While the concentrations of polar lipids may determine the stability of TFLL, the current study also brought out another property essential to maintenance of a stable TFLL: the thickness gradient across the TFLL micrograph. As shown in Figure 1b, the spatial distribution of TFLL thickness was visualized using a 3D surface plot. There were several regions with steep gradients that are characterized by abrupt changes (e.g., 20 nm to 80 nm, “cliffs”). We propose that these abrupt transitions between “thin” and “thick” regions may be weakly reinforced areas that are easily sheared open under the deformation of the TFLL. It has been demonstrated that the TFLL can withstand shear deformation caused by tangential forces and other extensional deformations [18]. Under the forces of deformation, the stress on the local TFLL region is inversely proportional to its thickness.
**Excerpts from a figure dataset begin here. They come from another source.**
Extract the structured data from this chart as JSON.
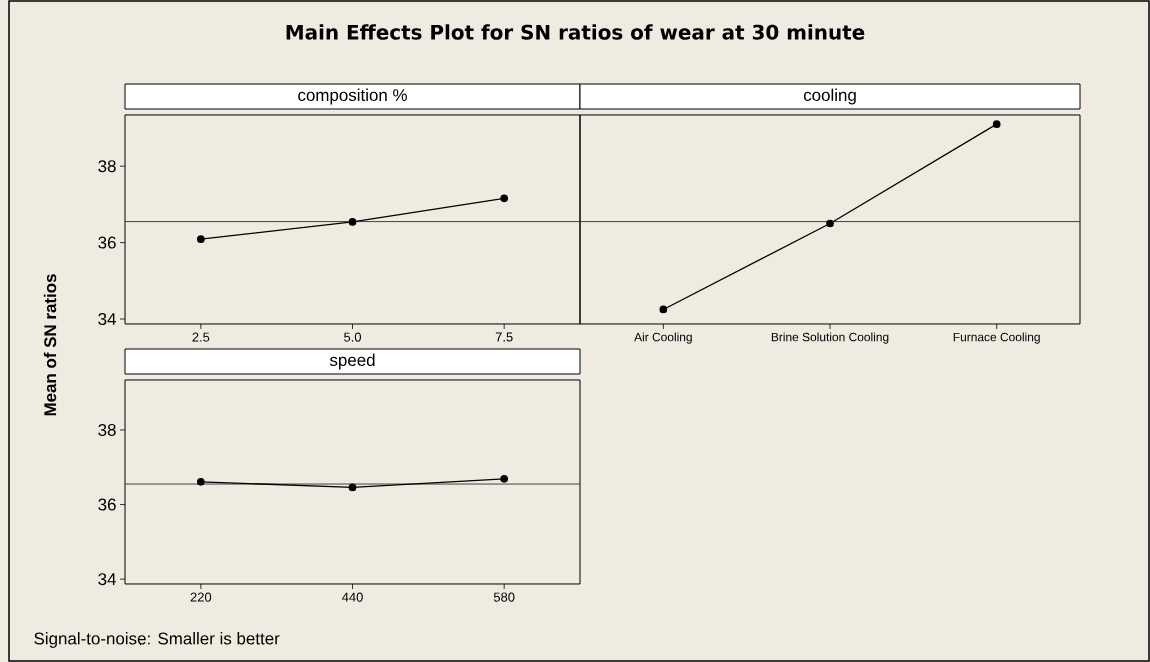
{
  "chart_data": [
    {
      "type": "line",
      "title": "composition %",
      "annotations": [
        "Main Effects Plot  for SN ratios of wear at 30 minute"
      ],
      "ylabel": "Mean of SN ratios",
      "categories": [
        "2.5",
        "5.0",
        "7.5"
      ],
      "values": [
        36.09,
        36.54,
        37.16
      ],
      "color": "#000000",
      "marker": "circle",
      "line_style": "solid",
      "ylim": [
        33.87,
        39.34
      ],
      "yticks": [
        34,
        36,
        38
      ],
      "ref_lines": [
        {
          "axis": "y",
          "value": 36.55,
          "color": "#404040"
        }
      ]
    },
    {
      "type": "line",
      "title": "cooling",
      "categories": [
        "Air Cooling",
        "Brine Solution Cooling",
        "Furnace Cooling"
      ],
      "values": [
        34.25,
        36.5,
        39.1
      ],
      "color": "#000000",
      "marker": "circle",
      "line_style": "solid",
      "ylim": [
        33.87,
        39.34
      ],
      "yticks": [
        34,
        36,
        38
      ],
      "tick_labels": "x",
      "ref_lines": [
        {
          "axis": "y",
          "value": 36.55,
          "color": "#404040"
        }
      ]
    },
    {
      "type": "line",
      "title": "speed",
      "annotations": [
        "Signal-to-noise: Smaller is better"
      ],
      "categories": [
        "220",
        "440",
        "580"
      ],
      "values": [
        36.61,
        36.46,
        36.69
      ],
      "color": "#000000",
      "marker": "circle",
      "line_style": "solid",
      "ylim": [
        33.87,
        39.34
      ],
      "yticks": [
        34,
        36,
        38
      ],
      "ref_lines": [
        {
          "axis": "y",
          "value": 36.55,
          "color": "#404040"
        }
      ]
    }
  ]
}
A greater change in TFLL thickness leads to a greater stress gradient at the local position, and greater susceptibility to disruption via shear forces. Indeed, our previous work has found that the cracks appeared around the edges of thick but not thin TFLL areas [32]. There is also a growing body of evidence to support the idea that the properties of the TFLL in resisting deformation play a key role in the overall stability of the PCTF [48, 49]. A recent study showed that in the context of MGD, different deformation resistance of meibomian secretion was detected between normal and MGD subjects [50]. Further studies quantifying stress gradients across the TFLL is needed to fully understand mechanisms underlying the stability of TFLL in vivo.

The novel high-resolution microscopy used herein has permitted a closer examination of the thickness distribution of TFLL in the context of MGD. When combined with contemporary biochemical techniques to analyze the lipid components of the TFLL and other methods to evaluate the stability of TFLL, the current imaging system may further advance the understanding of role of the TFLL structure and function in health and disease [9, 51].